California is a particular concern for enforcement. Under the California law, the state will create a new enforcement department, separate and apart from the State Attorney General’s office currently tasked with enforcing the California Consumer Protection Act. That new state regulator agency will also be funded by the fines collected by the agency. When an agency’s funding depends on issuing fines, you can bet that fines will be aggressively issued.
This self-funding regulatory situation has, in other contexts, particularly New York’s NYDFS system, resulted in robust and aggressive regulatory action against entities of all sizes.
3. “I don’t know where my customers are from and I don’t have any information about them.”
Compliance with these laws requires, for many businesses, a fundamental shift in how they handle and use information they collect. These statutes all include provisions that allow consumers to access and learn more about the information a business collects from them and to delete that information on request. These consumer inquiries must be complied with quickly (within 45 days for some). In order for even a moderately-sized business to respond to a request for all information about an individual possessed or controlled by that business on such a tight time frame, that business is going to have to have tracked that information from the time it came into the business to the individual from whom it was collected. This means that when information is collected, from whatever source or means it is collected, the business must know with whom the information is associated and must track that information through its organization and to any applicable third parties. That is going to require policies and procedures and internal enforcement procedures to ensure all information is properly accounted for. And these procedures must be enforced across all vendors, partners, and businesses with whom the information is shared. This information diligence and accountability is a key feature of these laws and will, no doubt, be a key feature of enforcement proceedings as well.
4. “I heard all of this when the GDPR rolled out and I was fine then.”
While much was made of the potential impact of the EU’s General Data Protection Act, its data protection laws, and the impact it was going to have on U.S. businesses, much of the dire warnings about enforcement proceedings from the EU against U.S. businesses have not yet materialized. But, enforcement actions in the EU have only really recently begun. And, it is, and continues to be, relatively painless for U.S. businesses to isolate themselves from EU operations to avoid the extraterritorial reaches of the GDPR. But, the trend in enforcement actions from the EU continues to be towards significant fines. And, the isolation techniques employed by businesses to keep themselves outside of the reach of EU laws will not work with U.S. laws.

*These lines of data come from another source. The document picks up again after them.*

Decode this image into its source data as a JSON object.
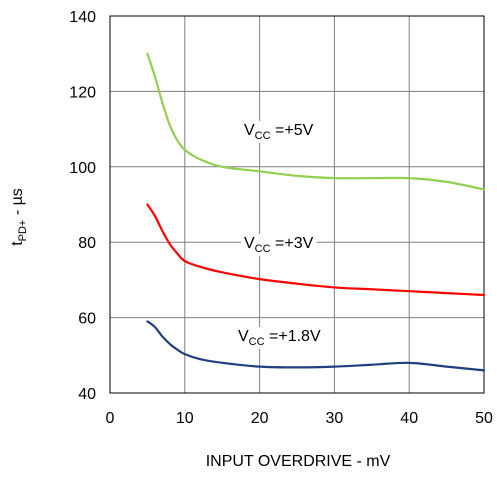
{
  "chart_data": {
    "type": "line",
    "xlabel": "INPUT OVERDRIVE - mV",
    "ylabel": {
      "main": "t",
      "sub": "PD+",
      "rest": " - µs"
    },
    "xlim": [
      0,
      50
    ],
    "ylim": [
      40,
      140
    ],
    "x_ticks": [
      "0",
      "10",
      "20",
      "30",
      "40",
      "50"
    ],
    "y_ticks": [
      "40",
      "60",
      "80",
      "100",
      "120",
      "140"
    ],
    "grid": true,
    "series": [
      {
        "name": "VCC =+5V",
        "label": {
          "main": "V",
          "sub": "CC",
          "rest": " =+5V"
        },
        "color": "#92d050",
        "x": [
          5,
          6,
          7,
          8,
          9,
          10,
          12,
          15,
          20,
          25,
          30,
          35,
          40,
          45,
          50
        ],
        "y": [
          130,
          124,
          117,
          111,
          107,
          104.5,
          102,
          100,
          98.8,
          97.6,
          97,
          97,
          97,
          96,
          94
        ]
      },
      {
        "name": "VCC =+3V",
        "label": {
          "main": "V",
          "sub": "CC",
          "rest": " =+3V"
        },
        "color": "#ff0000",
        "x": [
          5,
          6,
          7,
          8,
          9,
          10,
          12,
          15,
          20,
          25,
          30,
          35,
          40,
          45,
          50
        ],
        "y": [
          90,
          87,
          83,
          79.5,
          77,
          75,
          73.5,
          72,
          70.2,
          69,
          68,
          67.5,
          67,
          66.5,
          66
        ]
      },
      {
        "name": "VCC =+1.8V",
        "label": {
          "main": "V",
          "sub": "CC",
          "rest": " =+1.8V"
        },
        "color": "#1f3f7f",
        "x": [
          5,
          6,
          7,
          8,
          9,
          10,
          12,
          15,
          20,
          25,
          30,
          35,
          40,
          45,
          50
        ],
        "y": [
          59,
          57.5,
          55,
          53,
          51.5,
          50.3,
          49,
          48,
          47,
          46.8,
          47,
          47.5,
          48,
          47,
          46
        ]
      }
    ]
  }
}
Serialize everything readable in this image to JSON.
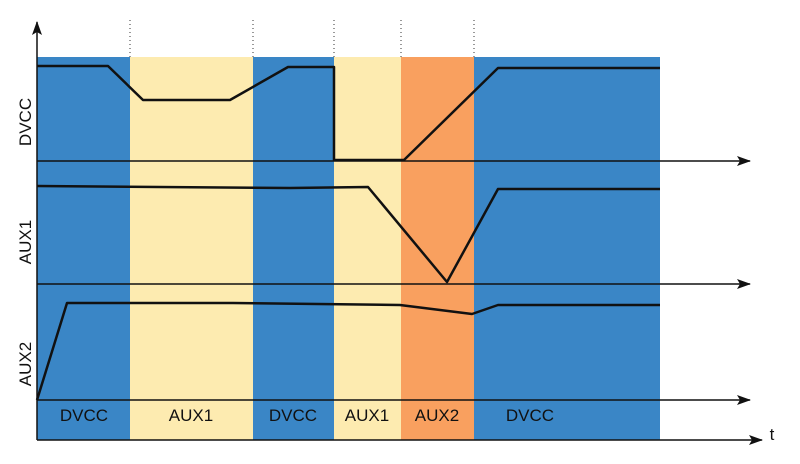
{
  "axes": {
    "signals": [
      "DVCC",
      "AUX1",
      "AUX2"
    ],
    "time": "t"
  },
  "phases": [
    "DVCC",
    "AUX1",
    "DVCC",
    "AUX1",
    "AUX2",
    "DVCC"
  ]
}
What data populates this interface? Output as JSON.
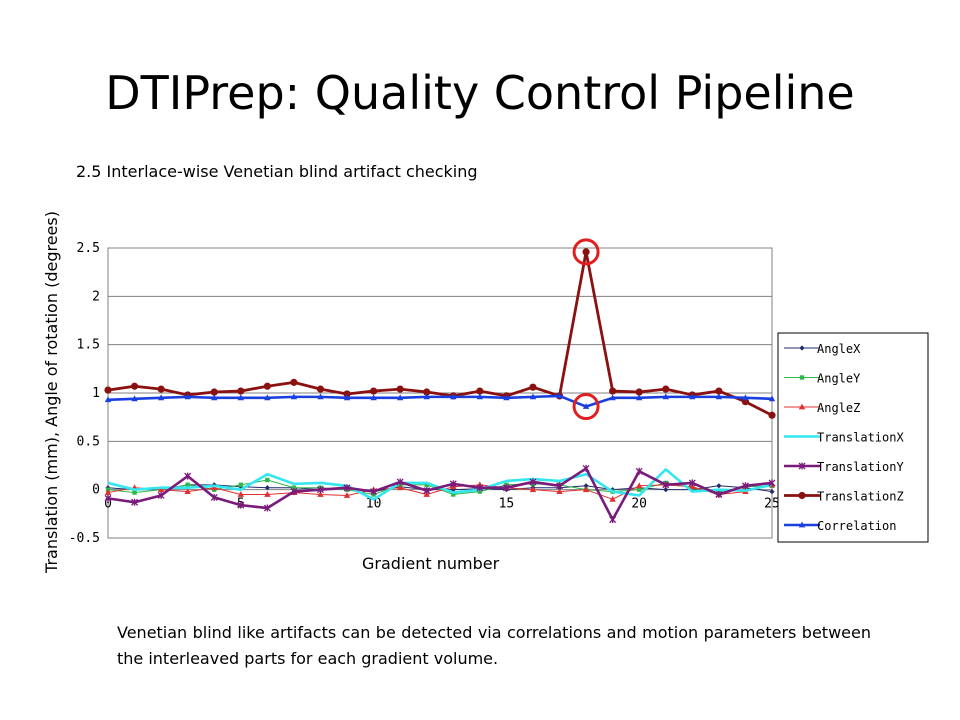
{
  "slide": {
    "title": "DTIPrep: Quality Control Pipeline",
    "subtitle": "2.5 Interlace-wise Venetian blind artifact checking",
    "caption": "Venetian blind like artifacts can be detected via correlations and motion parameters between the interleaved parts for each gradient volume."
  },
  "chart_data": {
    "type": "line",
    "xlabel": "Gradient number",
    "ylabel": "Translation (mm), Angle of rotation (degrees)",
    "xlim": [
      0,
      25
    ],
    "ylim": [
      -0.5,
      2.5
    ],
    "xticks": [
      0,
      5,
      10,
      15,
      20,
      25
    ],
    "yticks": [
      -0.5,
      0,
      0.5,
      1,
      1.5,
      2,
      2.5
    ],
    "ytick_labels": [
      "-0.5",
      "0",
      "0.5",
      "1",
      "1.5",
      "2",
      "2.5"
    ],
    "grid": "horizontal",
    "legend_position": "right",
    "x": [
      0,
      1,
      2,
      3,
      4,
      5,
      6,
      7,
      8,
      9,
      10,
      11,
      12,
      13,
      14,
      15,
      16,
      17,
      18,
      19,
      20,
      21,
      22,
      23,
      24,
      25
    ],
    "series": [
      {
        "name": "AngleX",
        "color": "#1f2d6b",
        "marker": "diamond",
        "values": [
          0.02,
          0.0,
          0.0,
          0.05,
          0.05,
          0.03,
          0.02,
          0.02,
          0.0,
          0.02,
          -0.02,
          0.03,
          0.0,
          0.0,
          0.01,
          0.0,
          0.02,
          0.02,
          0.04,
          0.0,
          0.02,
          0.0,
          0.0,
          0.04,
          0.02,
          -0.02
        ]
      },
      {
        "name": "AngleY",
        "color": "#2db84a",
        "marker": "square",
        "values": [
          0.0,
          -0.03,
          0.0,
          0.05,
          0.0,
          0.05,
          0.1,
          0.02,
          0.02,
          0.0,
          -0.05,
          0.05,
          0.05,
          -0.05,
          -0.02,
          0.05,
          0.06,
          0.05,
          0.0,
          -0.02,
          0.0,
          0.07,
          0.02,
          -0.03,
          0.03,
          0.04
        ]
      },
      {
        "name": "AngleZ",
        "color": "#e03030",
        "marker": "triangle",
        "values": [
          -0.03,
          0.02,
          0.0,
          -0.02,
          0.02,
          -0.05,
          -0.05,
          -0.03,
          -0.05,
          -0.06,
          0.0,
          0.02,
          -0.05,
          0.03,
          0.05,
          0.02,
          0.0,
          -0.02,
          0.0,
          -0.1,
          0.04,
          0.05,
          0.03,
          -0.05,
          -0.02,
          0.05
        ]
      },
      {
        "name": "TranslationX",
        "color": "#33e6f0",
        "marker": "line",
        "values": [
          0.07,
          0.0,
          0.02,
          0.02,
          0.04,
          0.0,
          0.16,
          0.06,
          0.07,
          0.04,
          -0.1,
          0.07,
          0.07,
          -0.03,
          0.0,
          0.09,
          0.11,
          0.09,
          0.16,
          -0.02,
          -0.06,
          0.21,
          -0.02,
          0.0,
          -0.01,
          0.05
        ]
      },
      {
        "name": "TranslationY",
        "color": "#7a1a7a",
        "marker": "x",
        "values": [
          -0.09,
          -0.13,
          -0.06,
          0.14,
          -0.08,
          -0.16,
          -0.19,
          -0.02,
          0.0,
          0.02,
          -0.02,
          0.08,
          -0.01,
          0.06,
          0.02,
          0.02,
          0.08,
          0.04,
          0.22,
          -0.31,
          0.19,
          0.05,
          0.07,
          -0.05,
          0.04,
          0.07
        ]
      },
      {
        "name": "TranslationZ",
        "color": "#8b1010",
        "marker": "circle",
        "values": [
          1.03,
          1.07,
          1.04,
          0.98,
          1.01,
          1.02,
          1.07,
          1.11,
          1.04,
          0.99,
          1.02,
          1.04,
          1.01,
          0.97,
          1.02,
          0.97,
          1.06,
          0.97,
          2.46,
          1.02,
          1.01,
          1.04,
          0.98,
          1.02,
          0.91,
          0.77
        ]
      },
      {
        "name": "Correlation",
        "color": "#1a3fe0",
        "marker": "triangle",
        "values": [
          0.93,
          0.94,
          0.95,
          0.96,
          0.95,
          0.95,
          0.95,
          0.96,
          0.96,
          0.95,
          0.95,
          0.95,
          0.96,
          0.96,
          0.96,
          0.95,
          0.96,
          0.97,
          0.86,
          0.95,
          0.95,
          0.96,
          0.96,
          0.96,
          0.95,
          0.94
        ]
      }
    ],
    "highlight_color": "#e02020"
  }
}
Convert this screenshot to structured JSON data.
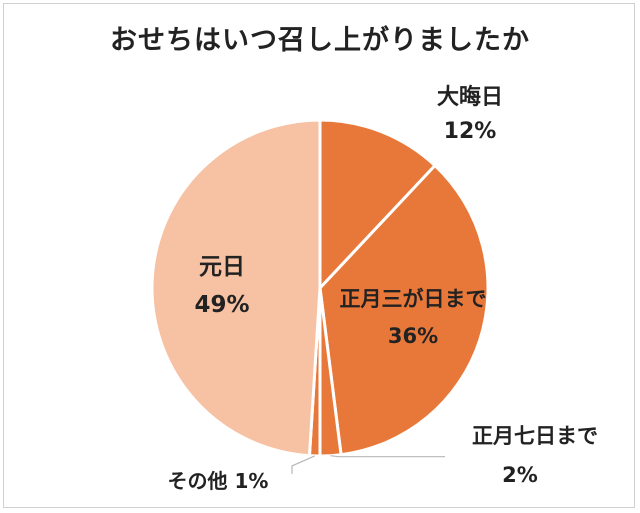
{
  "colors": {
    "dark_slice": "#E8783A",
    "light_slice": "#F6C2A3",
    "slice_border": "#ffffff",
    "leader_line": "#b8b8b8",
    "text": "#222222"
  },
  "chart_data": {
    "type": "pie",
    "title": "おせちはいつ召し上がりましたか",
    "slices": [
      {
        "label": "大晦日",
        "value": 12,
        "value_label": "12%",
        "color": "#E8783A"
      },
      {
        "label": "正月三が日まで",
        "value": 36,
        "value_label": "36%",
        "color": "#E8783A"
      },
      {
        "label": "正月七日まで",
        "value": 2,
        "value_label": "2%",
        "color": "#E8783A"
      },
      {
        "label": "その他",
        "value": 1,
        "value_label": "1%",
        "color": "#E8783A"
      },
      {
        "label": "元日",
        "value": 49,
        "value_label": "49%",
        "color": "#F6C2A3"
      }
    ],
    "start": "12 o'clock",
    "direction": "clockwise"
  }
}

Retail and hospitality businesses have unique vulnerabilities when it comes to these laws. By the nature of their businesses, retail and hospitality operations depend upon the collection of vast amounts of consumer data. Rooms cannot be rented unless the person who is renting provides information about who they are. Goods and services cannot be sold unless information about to whom those goods and services are to be delivered is known. And, marketing in both retail and hospitality relies upon identifying past and future customers and interacting with them through multiple media outlets. Consumer information is critical in these spaces.
Identifying which of these statutes you may be subject to may not be easy. And, complying with each of these laws, if you are subject to them may, not be easy either. But ignoring these statutes is not a recommended course of action.